Buying into the promise of tech riches
Improvements in technology and efficiencies in changing the way we do business can provide investors with an opportunity to generate some alpha.
Electric vehicle manufacturer Tesla Motors and professional networking site LinkedIn have delivered the goods over the past two years.
Investors have pushed Tesla’s share price from the mid-$US30 per share to close to $US200 this year alone, even though the company has yet to generate a full-year profit. While the share price has slipped from highs to be at $US147.47 today, investors are still happy to pay a high price for what are still relatively uncertain future cash flows.

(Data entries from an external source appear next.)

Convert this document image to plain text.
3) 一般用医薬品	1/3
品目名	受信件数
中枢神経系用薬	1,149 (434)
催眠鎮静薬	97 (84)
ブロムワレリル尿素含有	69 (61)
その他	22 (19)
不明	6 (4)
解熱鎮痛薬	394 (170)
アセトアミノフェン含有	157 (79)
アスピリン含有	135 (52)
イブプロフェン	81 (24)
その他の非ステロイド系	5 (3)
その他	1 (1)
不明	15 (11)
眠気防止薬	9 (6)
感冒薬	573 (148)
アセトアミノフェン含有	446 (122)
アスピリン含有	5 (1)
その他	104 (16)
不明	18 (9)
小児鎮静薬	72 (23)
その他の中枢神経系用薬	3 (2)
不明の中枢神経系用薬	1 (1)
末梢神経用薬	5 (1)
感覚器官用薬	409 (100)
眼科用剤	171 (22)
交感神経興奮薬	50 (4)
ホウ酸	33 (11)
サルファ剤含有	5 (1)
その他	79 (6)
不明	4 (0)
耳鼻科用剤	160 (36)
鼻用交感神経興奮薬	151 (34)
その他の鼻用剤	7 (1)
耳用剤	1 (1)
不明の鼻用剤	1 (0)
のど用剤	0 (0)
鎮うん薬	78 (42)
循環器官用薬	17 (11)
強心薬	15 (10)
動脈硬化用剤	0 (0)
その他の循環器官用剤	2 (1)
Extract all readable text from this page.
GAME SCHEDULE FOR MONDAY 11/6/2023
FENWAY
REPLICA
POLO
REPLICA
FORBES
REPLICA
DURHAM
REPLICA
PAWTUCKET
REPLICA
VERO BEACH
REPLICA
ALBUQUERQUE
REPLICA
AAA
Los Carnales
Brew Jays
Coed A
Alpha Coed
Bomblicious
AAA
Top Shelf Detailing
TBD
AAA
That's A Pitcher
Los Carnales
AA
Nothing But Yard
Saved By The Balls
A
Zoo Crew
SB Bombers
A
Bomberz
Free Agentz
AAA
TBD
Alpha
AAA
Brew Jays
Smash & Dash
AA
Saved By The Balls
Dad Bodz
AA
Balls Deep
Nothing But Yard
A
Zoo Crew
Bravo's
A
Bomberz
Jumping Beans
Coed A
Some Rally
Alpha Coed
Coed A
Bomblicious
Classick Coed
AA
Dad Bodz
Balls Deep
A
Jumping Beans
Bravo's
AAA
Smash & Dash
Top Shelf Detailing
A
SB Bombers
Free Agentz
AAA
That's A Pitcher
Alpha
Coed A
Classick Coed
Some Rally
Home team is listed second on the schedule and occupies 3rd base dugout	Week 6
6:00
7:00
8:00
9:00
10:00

Tesla’s offering will only gain in popularity as consumers continue to become more environmentally conscious and the firm installs more charging stations. Expectations of price deflation of key inputs will theoretically lower the final price as well.
Tesla is tipped to unveil a more affordable car in 2015 appealing to a larger market.
There are many brilliant ideas like Tesla that would deliver an improvement to the environment or the way we do things, but costs often outweigh the revenue in early stages and making it to mass-scale production is a difficult mission. But for investors, if the company can even offer the prospect of profitability, the rewards can be staggering.
Beyond being a professional networking platform, LinkedIn seized an opportunity to change the lucrative recruitment market. By leveraging its existing platform, LinkedIn’s hiring solutions offering now accounts for half of total revenue and has reshaped the job search market.
Through innovation LinkedIn has challenged the existing business models of recruitment and found itself a profitable segment in a market where it has the dominant market share.
Since LinkedIn (green line) listed in May 2011, it has climbed 414 per cent higher against a gain of only 32 per cent for the S&P 500 (white line). Over the same time, Tesla (yellow line) has gained 459 per cent.
Source: Bloomberg
For Australian investors, the investment pool for technological advanced companies or those with a platform to change an industry is significantly smaller, largely forcing investors to look offshore for opportunities.
But Australia does have a few companies across biotech and genomics, which are gaining more interest and providing plenty of potential opportunities. The downside is the likely years of patiently waiting for a return and the risk along the way.
Searching for the next technological revolution or company to change an industry could be the train to investment riches over a considerable time frame. Worst case scenario is a complete loss of capital. On the other side there is potential for staggering returns, more than rewarding investors for the risk taken along the way.